Iraqi air force dropped weapons to IS militants in Bajji 'by mistake'
Iraqi security forces patrol a street in Ramadi on 19 September, 2014 (AFP)

Islamic State fighters took over the main government compound in the western Iraqi city of Ramadi on Friday, giving them nearly full control over Anbar's provincial capital, the group and officials said.

The militants seized the government complex at around 2pm (1100 GMT) and raised the IS's black flag, capping an offensive launched on Thursday, a police officer said.

IS "now occupies the government centre in Ramadi and has also raised its flag over the police HQ for Anbar," the police major told AFP, speaking on condition of anonymity.

The group itself issued a statement in which it said its fighters broke into the "government complex in the centre of Ramadi".

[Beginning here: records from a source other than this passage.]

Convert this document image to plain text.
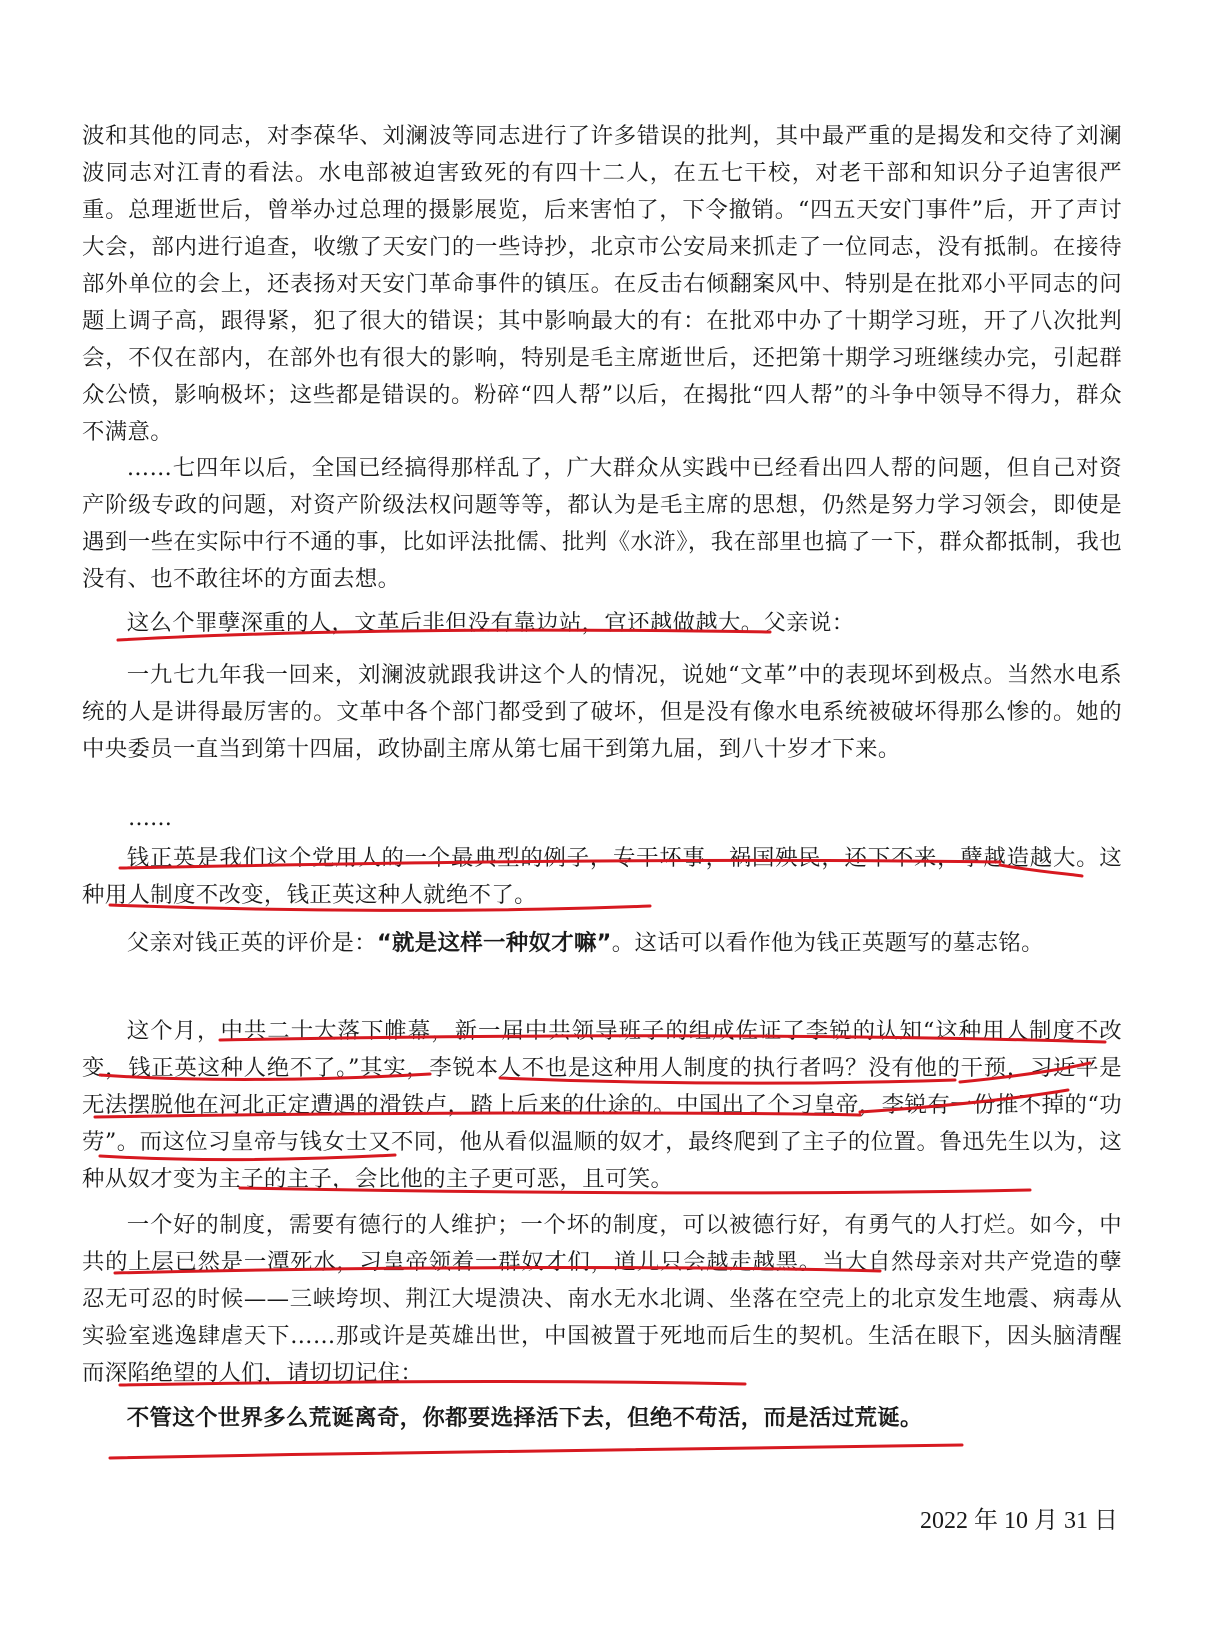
波和其他的同志，对李葆华、刘澜波等同志进行了许多错误的批判，其中最严重的是揭发和交待了刘澜波同志对江青的看法。水电部被迫害致死的有四十二人，在五七干校，对老干部和知识分子迫害很严重。总理逝世后，曾举办过总理的摄影展览，后来害怕了，下令撤销。“四五天安门事件”后，开了声讨大会，部内进行追查，收缴了天安门的一些诗抄，北京市公安局来抓走了一位同志，没有抵制。在接待部外单位的会上，还表扬对天安门革命事件的镇压。在反击右倾翻案风中、特别是在批邓小平同志的问题上调子高，跟得紧，犯了很大的错误；其中影响最大的有：在批邓中办了十期学习班，开了八次批判会，不仅在部内，在部外也有很大的影响，特别是毛主席逝世后，还把第十期学习班继续办完，引起群众公愤，影响极坏；这些都是错误的。粉碎“四人帮”以后，在揭批“四人帮”的斗争中领导不得力，群众不满意。

……七四年以后，全国已经搞得那样乱了，广大群众从实践中已经看出四人帮的问题，但自己对资产阶级专政的问题，对资产阶级法权问题等等，都认为是毛主席的思想，仍然是努力学习领会，即使是遇到一些在实际中行不通的事，比如评法批儒、批判《水浒》，我在部里也搞了一下，群众都抵制，我也没有、也不敢往坏的方面去想。

这么个罪孽深重的人，文革后非但没有靠边站，官还越做越大。父亲说：

一九七九年我一回来，刘澜波就跟我讲这个人的情况，说她“文革”中的表现坏到极点。当然水电系统的人是讲得最厉害的。文革中各个部门都受到了破坏，但是没有像水电系统被破坏得那么惨的。她的中央委员一直当到第十四届，政协副主席从第七届干到第九届，到八十岁才下来。

……

钱正英是我们这个党用人的一个最典型的例子，专干坏事，祸国殃民，还下不来，孽越造越大。这种用人制度不改变，钱正英这种人就绝不了。

父亲对钱正英的评价是：“就是这样一种奴才嘛”。这话可以看作他为钱正英题写的墓志铭。

这个月，中共二十大落下帷幕，新一届中共领导班子的组成佐证了李锐的认知“这种用人制度不改变，钱正英这种人绝不了。”其实，李锐本人不也是这种用人制度的执行者吗？没有他的干预，习近平是无法摆脱他在河北正定遭遇的滑铁卢，踏上后来的仕途的。中国出了个习皇帝，李锐有一份推不掉的“功劳”。而这位习皇帝与钱女士又不同，他从看似温顺的奴才，最终爬到了主子的位置。鲁迅先生以为，这种从奴才变为主子的主子，会比他的主子更可恶，且可笑。

一个好的制度，需要有德行的人维护；一个坏的制度，可以被德行好，有勇气的人打烂。如今，中共的上层已然是一潭死水，习皇帝领着一群奴才们，道儿只会越走越黑。当大自然母亲对共产党造的孽忍无可忍的时候——三峡垮坝、荆江大堤溃决、南水无水北调、坐落在空壳上的北京发生地震、病毒从实验室逃逸肆虐天下……那或许是英雄出世，中国被置于死地而后生的契机。生活在眼下，因头脑清醒而深陷绝望的人们，请切切记住：

不管这个世界多么荒诞离奇，你都要选择活下去，但绝不苟活，而是活过荒诞。

2022 年 10 月 31 日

A senior tribal leader in charge of the coordination of local fighters with regular government forces also confirmed the government complex had fallen.

"Daesh has managed to take over the provincial council and they have raised their flag," Sheikh Hekmat Suleiman told AFP by phone, using an Arabic acronym for IS.

"The only (government) forces still fighting are confined to a few pockets in Ramadi but they have no command post anymore," he said.

Iraqi air force dropped weapons to IS 'by mistake'

Meanwhile in Bajji, the Iraqi air force has dropped weapons to IS militants by mistake, an Iraqi MP has claimed.

Iskandar Witwit, a member of parliament's security committee, told Anadolu Agency on Friday that "Iraq army planes dropped amounts of weapons and ammo to the Iraqi security forces that are besieged by Daesh in Baiji oil refinery, but [the] dropping operation was mistaken ... that enabled Daesh members to seize most of the weapons."

Witwit did not specify the date of the alleged incident.

IS has been attempting recently to seize complete control of Iraq's Baiji oil refinery complex.

On Monday, Pentagon spokesman Army Colonel Steve Warren said that Baiji complex had been severely damaged and was barely operational as the facility remains contested between Iraqi forces and IS militants.

The oil-rich eastern city of Baiji was cleared of IS last November but it fell to the militant group early this year.

It was then again taken in late April by Iraqi forces in cooperation with a US-led coalition.